Example: RCT with post-intervention focus groups to understand participants' experiences

Document Your Decision Process

In your research proposal and final report, explain WHY you chose your design. Discuss:

  • How it aligns with your research question
  • Alternative designs you considered
  • Trade-offs you accepted
  • How you addressed limitations

This demonstrates thoughtful, intentional research planning.

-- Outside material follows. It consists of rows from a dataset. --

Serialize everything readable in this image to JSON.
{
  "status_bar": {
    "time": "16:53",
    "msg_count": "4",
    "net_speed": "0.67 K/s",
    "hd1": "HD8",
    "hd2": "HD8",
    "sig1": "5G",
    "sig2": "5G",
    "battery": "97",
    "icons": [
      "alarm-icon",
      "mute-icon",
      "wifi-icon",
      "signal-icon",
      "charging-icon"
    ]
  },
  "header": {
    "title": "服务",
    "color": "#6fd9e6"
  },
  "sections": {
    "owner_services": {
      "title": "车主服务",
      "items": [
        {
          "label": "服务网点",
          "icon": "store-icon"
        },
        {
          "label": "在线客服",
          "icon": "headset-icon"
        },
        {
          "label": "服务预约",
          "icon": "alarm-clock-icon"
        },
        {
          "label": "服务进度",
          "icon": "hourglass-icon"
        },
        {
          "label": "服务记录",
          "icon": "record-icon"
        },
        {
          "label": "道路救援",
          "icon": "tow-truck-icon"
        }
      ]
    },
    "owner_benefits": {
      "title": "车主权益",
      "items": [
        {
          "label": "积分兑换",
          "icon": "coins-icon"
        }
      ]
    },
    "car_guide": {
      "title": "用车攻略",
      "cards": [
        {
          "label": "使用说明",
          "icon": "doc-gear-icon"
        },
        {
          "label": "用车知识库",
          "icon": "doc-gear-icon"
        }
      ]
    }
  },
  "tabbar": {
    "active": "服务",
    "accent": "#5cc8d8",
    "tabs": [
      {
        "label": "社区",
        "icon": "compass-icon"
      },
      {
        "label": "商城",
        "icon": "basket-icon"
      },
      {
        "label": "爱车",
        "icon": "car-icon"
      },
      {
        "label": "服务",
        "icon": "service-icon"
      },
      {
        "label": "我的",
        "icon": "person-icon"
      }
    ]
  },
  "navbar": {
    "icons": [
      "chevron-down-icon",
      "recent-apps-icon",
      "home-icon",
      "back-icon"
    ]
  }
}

Perfect is the Enemy of Good

The "perfect" design often doesn't exist given real-world constraints. Don't let the pursuit of perfection prevent you from conducting rigorous, valuable research. Choose the strongest design feasible for your circumstances, acknowledge its limitations honestly, and conduct your research with care and integrity.

Summary

Module 04 Key Takeaways

What You've Learned

  • Research design is the blueprint determining what conclusions you can draw from your study
  • True experiments require manipulation, control, and random assignment to establish causation
  • Non-experimental designs are essential when manipulation isn't possible or ethical
  • Validity (measuring correctly) and reliability (measuring consistently) are fundamental to quality research
  • Design choices involve trade-offs between internal validity, external validity, and practical feasibility

Next Steps

In Module 05: Sampling Methods, you'll learn how to select participants for your research. Discover probability and non-probability sampling techniques, determine appropriate sample sizes, and understand how sampling decisions affect the generalizability of your findings.

Continue to Module 05
Practice

Design Selection Exercises

Practical Design Challenges

  1. Design Matching: For each research question below, identify the most appropriate research design and justify your choice:
    • Does exercise improve mood in depressed patients?
    • How do teachers experience curriculum changes?
    • What percentage of students use mental health services?
    • Is social media use correlated with loneliness?
  2. Threat Identification: Read a published study and identify potential threats to internal and external validity. How did the researchers address them (or not)?
  3. Design Your Study: Take your research question from Module 02 and:
    • Select an appropriate design
    • Justify why this design fits your question
    • Identify limitations and how you'll address them
    • Create a visual diagram of your design
  4. Validity Assessment: Evaluate the internal validity, external validity, construct validity, and reliability of a measurement instrument used in your field.
  5. Trade-off Analysis: Compare experimental and field study approaches for your topic. List pros and cons of each and decide which better serves your goals.